Indimenticabile il volto di Mimì che nel terzo atto ascolta il colloquio tra Rodolfo e Marcello, dal quale apprende sì che Rodolfo la ama, ma anche di essere condannata dalla malattia. Gli interpreti vanno lodati tutti. Qualcuno, come il Rodolfo del tenore cileno Rodolfo Tetelman ha l’efficacia di un fisico adattissimo al ruolo, di un bel giovane dall’aspetto ingenuo, ma in realtà introverso, complicato. Ma gli altri non sono da meno, il Marcello di Davide Luciano e la Musetta di Valentina Nafornita, moldava, Schaunard è Roberto Lorenzi, Colline è Giorgi Manoshvili. Impagabile Benoit, Armando Ariostini. E musicalmente? All’effetto visivo corrisponde quello musicale.
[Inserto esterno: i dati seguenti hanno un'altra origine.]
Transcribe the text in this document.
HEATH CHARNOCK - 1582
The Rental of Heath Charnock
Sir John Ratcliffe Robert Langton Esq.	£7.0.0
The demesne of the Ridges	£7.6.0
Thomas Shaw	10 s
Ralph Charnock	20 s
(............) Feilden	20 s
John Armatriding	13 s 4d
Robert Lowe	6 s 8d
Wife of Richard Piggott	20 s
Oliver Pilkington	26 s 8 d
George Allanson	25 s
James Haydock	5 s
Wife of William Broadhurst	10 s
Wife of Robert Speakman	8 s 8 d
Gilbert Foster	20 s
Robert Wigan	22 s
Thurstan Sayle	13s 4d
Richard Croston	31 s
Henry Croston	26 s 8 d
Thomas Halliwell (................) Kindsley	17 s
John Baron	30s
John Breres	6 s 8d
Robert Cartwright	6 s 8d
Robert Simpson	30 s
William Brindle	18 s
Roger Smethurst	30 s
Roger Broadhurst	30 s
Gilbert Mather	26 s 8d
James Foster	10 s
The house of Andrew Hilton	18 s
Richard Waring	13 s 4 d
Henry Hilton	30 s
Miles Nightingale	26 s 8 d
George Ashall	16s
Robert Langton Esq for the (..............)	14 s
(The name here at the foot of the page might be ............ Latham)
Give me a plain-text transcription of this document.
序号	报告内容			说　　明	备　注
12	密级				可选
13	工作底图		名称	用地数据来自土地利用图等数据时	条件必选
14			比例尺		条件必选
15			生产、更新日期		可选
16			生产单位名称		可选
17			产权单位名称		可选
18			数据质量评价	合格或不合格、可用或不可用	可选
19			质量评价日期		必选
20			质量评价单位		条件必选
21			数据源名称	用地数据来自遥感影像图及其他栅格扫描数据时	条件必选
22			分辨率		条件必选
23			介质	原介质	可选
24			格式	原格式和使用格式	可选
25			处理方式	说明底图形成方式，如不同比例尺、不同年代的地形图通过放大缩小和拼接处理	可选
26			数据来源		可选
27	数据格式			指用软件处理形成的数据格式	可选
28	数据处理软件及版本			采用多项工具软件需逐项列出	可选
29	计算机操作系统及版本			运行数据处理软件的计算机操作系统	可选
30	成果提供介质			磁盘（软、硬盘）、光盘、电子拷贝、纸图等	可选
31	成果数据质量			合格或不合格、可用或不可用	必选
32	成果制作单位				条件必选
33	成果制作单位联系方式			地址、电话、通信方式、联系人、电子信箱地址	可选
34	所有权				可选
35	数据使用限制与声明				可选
Straordinaria l’omogeneità del cast. Nessuno fuori tono o sopra le righe. Segno di un lungo lavoro di preparazione. E Michele Mariotti tiene insieme le complesse fila dell’interpretazione su un piano di perfetto adeguamento di ciascuno all’insieme. Un film da vedere e da rivedere, che è insieme una splendida interpretazione dell’opera e una lezione di come oggi una rappresentazione che non sia anche riflessione sulla rappresentazione appaia inadeguata, poco credibile, per quanti sforzi si facciano, magari anche polemicamente, programmaticamente, quasi come un’utopia di una fedeltà inesistente o impossibile, di rispettare, come da alcune parti vanamente si continua a dire e a proclamare, le prescrizioni del libretto e della partitura. Che non è vero, perché l’arte del teatro – e del cinema – muta assai più rapidamente di quanto l’ingenuo spettatore o teatrante, fiduciosi nella verisimiglianza delle convenzioni teatrali, possano immaginare. Altrimenti dovremmo rappresentare Shakespeare affidando ad attori uomini anche le parti femminili, rialzare l’rchestra al livello del palcoscenico per l’opera prima della riforma wagneriana, in Italia almeno fino al primo novecento, e riportarla sulla scene per le rappresentazioni rinascimentali e del primo Seicento.
Rileggersi, per convincersene, le pagine, può darsi definitive, che Carl Dahlhaus, nel saggio I drammi musicali di Richard Wagner (Marsilio, purtroppo esaurito, si può però leggere l’edizione originale tedesca oppure la sua traduzione inglese), dedica alle messe in scena dei drammi wagneriani.